What we mean by the West - Transcript

ORBIS, Fall, 1997 by William H. McNeill

The subject today is the meaning of "the West" in the sense of Western civilization. The first and most obvious point to make is that the meaning of the West is a function of who is using the word. Those who feel themselves to be part of the West - who think of the West as "we" - will surely have flattering things to say about their civilization. Those who think of the West as the "other" are likely to define it in less flattering terms. The basic meaning of the word is "where the sun sets" - one of the cardinal directions. Chinese geomancers drafted elaborate and codified rules about what that direction meant as opposed to the East, North, or South. But we in the West have nothing so precise as the Chinese: to us the West connotes all sorts of characteristics desired by some, eschewed by others.

In the United States, for instance, the West conjures up the Wild West of our historic frontier, a place of freedom, open spaces, new starts, and a certain manliness. But it was also a place where danger, loneliness (largely due to the paucity of women), and lawlessness often prevailed. At the same time, Americans have habitually embraced a contradictory meaning of the West. For inasmuch as all North America was the West vis-a-vis the Old World that colonists and later immigrants had left behind, the West was considered a "more perfect" place conducive, not to danger and lawlessness, but to liberty, equality, and prosperity. Americans were "new men under new skies," as Frederick Jackson Turner proclaimed.

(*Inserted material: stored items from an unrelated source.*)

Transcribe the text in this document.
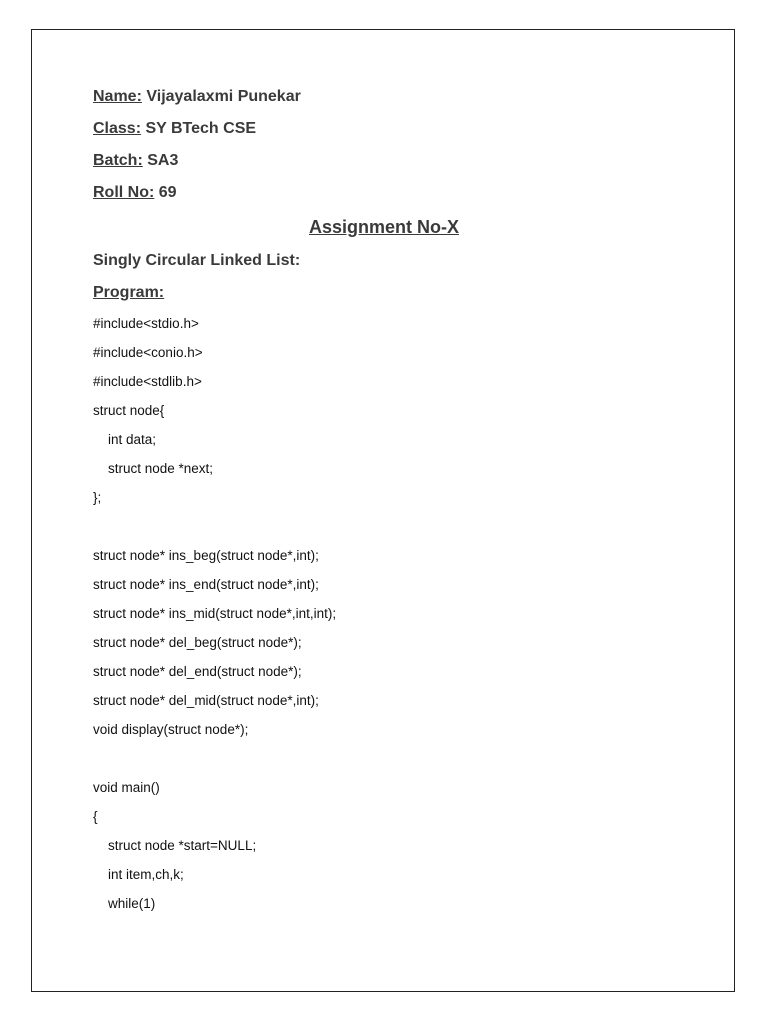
Name: Vijayalaxmi Punekar
Class: SY BTech CSE
Batch: SA3
Roll No: 69
Assignment No-X
Singly Circular Linked List:
Program:
#include<stdio.h>
#include<conio.h>
#include<stdlib.h>
struct node{
int data;
struct node *next;
};
struct node* ins_beg(struct node*,int);
struct node* ins_end(struct node*,int);
struct node* ins_mid(struct node*,int,int);
struct node* del_beg(struct node*);
struct node* del_end(struct node*);
struct node* del_mid(struct node*,int);
void display(struct node*);
void main()
{
struct node *start=NULL;
int item,ch,k;
while(1)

And yet, at the same time, Americans undeniably brought much of the Old World with them to the New. Hence, whatever qualities were to be found in both worlds tended to unite them and bespeak a broader notion of the West. At first, it encompassed the Atlantic littoral of Europe (the British Isles, Scandinavia, the Low Countries, France, and Iberia) plus America. In time, it came to encompass Australia, New Zealand, and all other European overseas settlements. The West, therefore, could be imagined as a civilization independent of locale. Finally, one hears today of a West that includes not only nations populated by European stock, but also non-Western nations that have assimilated Western institutions, techniques, and to some extent values: Japan, for instance.

What the West means in a given context, therefore, depends entirely upon who is invoking the term and for what purpose. But it is fair to say that virtually all definitions of Western civilization drew a line somewhere across Europe placing Germany (at times), Poland and Eastern Europe (at times), and Russia and the Balkans (at all times) beyond the pale of Western civilization. A Briton might joke that "the Wogs begin at Calais," a Frenchman dub the Rhine the frontier of civilization, a German insist that "at the Ringstrasse the Balkans begin," and a Pole that Asia begins with the westernmost Orthodox church; but wherever drawn, that line is the most enduring political/cultural demarcation in the history of Europe.

The meanings we give to the West today, in the United States, are by and large translated from the usage of Western Europeans in the late nineteenth century: the era when the British and French colonial empires bestrode the world and Germany and Italy were, by comparison, marginalized. But the outskirts of this Anglo-French core - Germany to the east and America to the west - might demand to be recognized as part of the West at the same time as they rivalled Western Europe for power and influence. The story of Western civilization in the twentieth century, in fact, might be organized around the theme of the alternative visions of Western civilization that Germany and the United States each pressed, by force, on the Euro-Atlantic core.

Perhaps the most profitable way to proceed, therefore, is to trace so far as possible where this Western European self-conception came from, how it was received in the United States around the turn of this century, and how it was subsequently embodied in our own high school and college curricula.

The Classical Cradle

The birth of a concept of a West as opposed to an East can be dated exactly to events that occurred on either side of the Aegean Sea in the years 480 and 479 B.C. That may seem exceedingly strange - to wit, that the West of Anglo-French imagination sprang from a Persian imperial invasion of Greece some twenty-five hundred years ago - but it is nonetheless so. The army of the Persian Empire crossed the Hellespont to assault a ragged confederacy of some twenty-odd city-states. The imperial side deployed perhaps sixty thousand professional soldiers with an abundant supply train stretching fifteen hundred miles. The Hellenic side could field mere militia forces composed of citizen-soldiers. And yet, against all odds and apparent reason, the Empire lost and the militias won. That they did so posed a logical quandary even for the Greeks. But the classical answer offered by Herodotus was simply that free men fight better than "slaves." This classical explanation of Greece's deliverance was so powerful, persuasive, and it must be said, flattering to the Greeks that it echoed throughout the rest of Mediterranean antiquity. The only life worth living, it held, was that of a free citizen who might take part in the public deliberations that affected his fate up to and including the risk of death in battle in defense of freedom. So mighty was this ideal that it survived the conquest of the city-states themselves and entered into the public consciousness of their conquerors, Macedon first, and then Rome. And even though those empires liberated the Greeks themselves from their internecine warfare, the Greeks never ceased to mourn their lost freedom.